Machine learning-aided risk-based inspection strategy for hydrogen technologies

Abstract

Although technically challenging, effective, safe, and economical transport is crucial for enabling a widespread rollout of hydrogen technologies. A promising option to transport large amounts of hydrogen lies in employing retrofitted natural gas pipelines. Nevertheless, H2-rich environments tend to degrade pipeline steels, reducing their load-bearing capability and accelerating crack propagation. Regular inspection and maintenance activities can preserve the pipelines’ integrity and guarantee safe operations. The risk-based inspection (RBI) approach is based on estimating the risk for each component item. It focuses most inspection activities on high-risk components to reduce costs while maximizing the plant’s safety and availability.
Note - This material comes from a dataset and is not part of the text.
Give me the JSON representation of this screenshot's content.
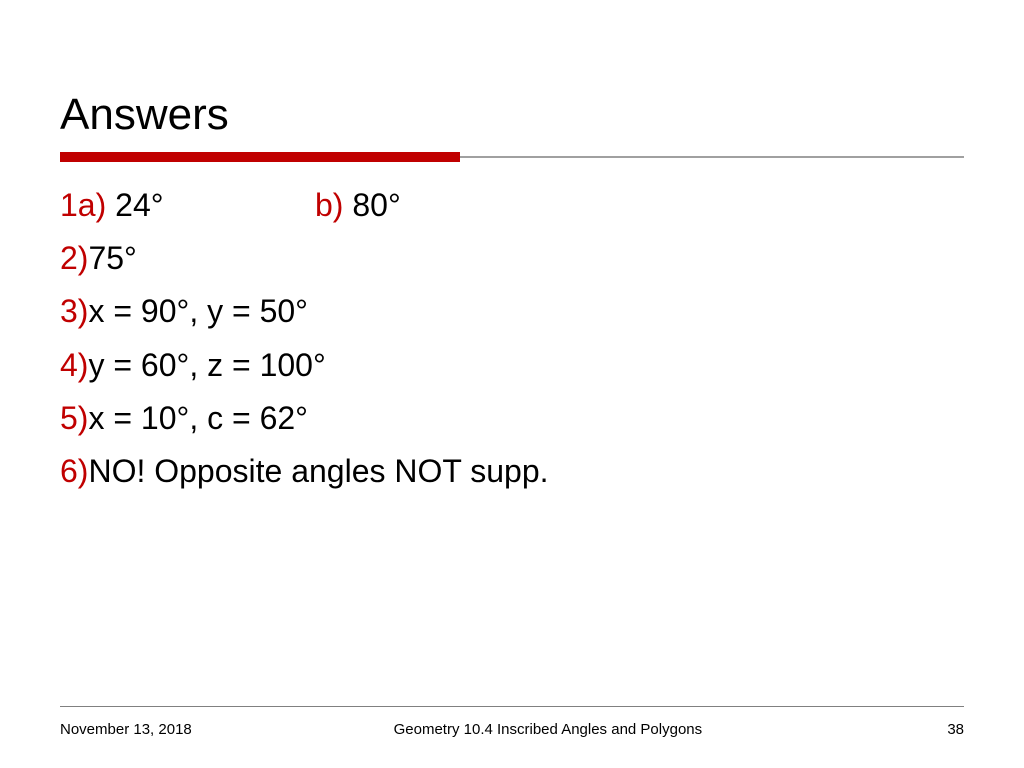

However, the RBI standards do not consider hydrogen-induced degradations and cannot be adopted for industrial equipment operating in H2 environments. This study proposes a novel ad-hoc methodology for the risk-based inspection planning of hydrogen handling equipment. A machine-learning model to predict the fatigue crack growth in gaseous hydrogen environments is developed and integrated with the conventional RBI approach. The proposed methodology is validated on three pipelines transporting hydrogen and natural gas in different concentrations. The results show how similar operating conditions can determine different degradation rates depending on the environment and highlight how hydrogen-enhanced fatigue can reduce the pipelines’ lifetime.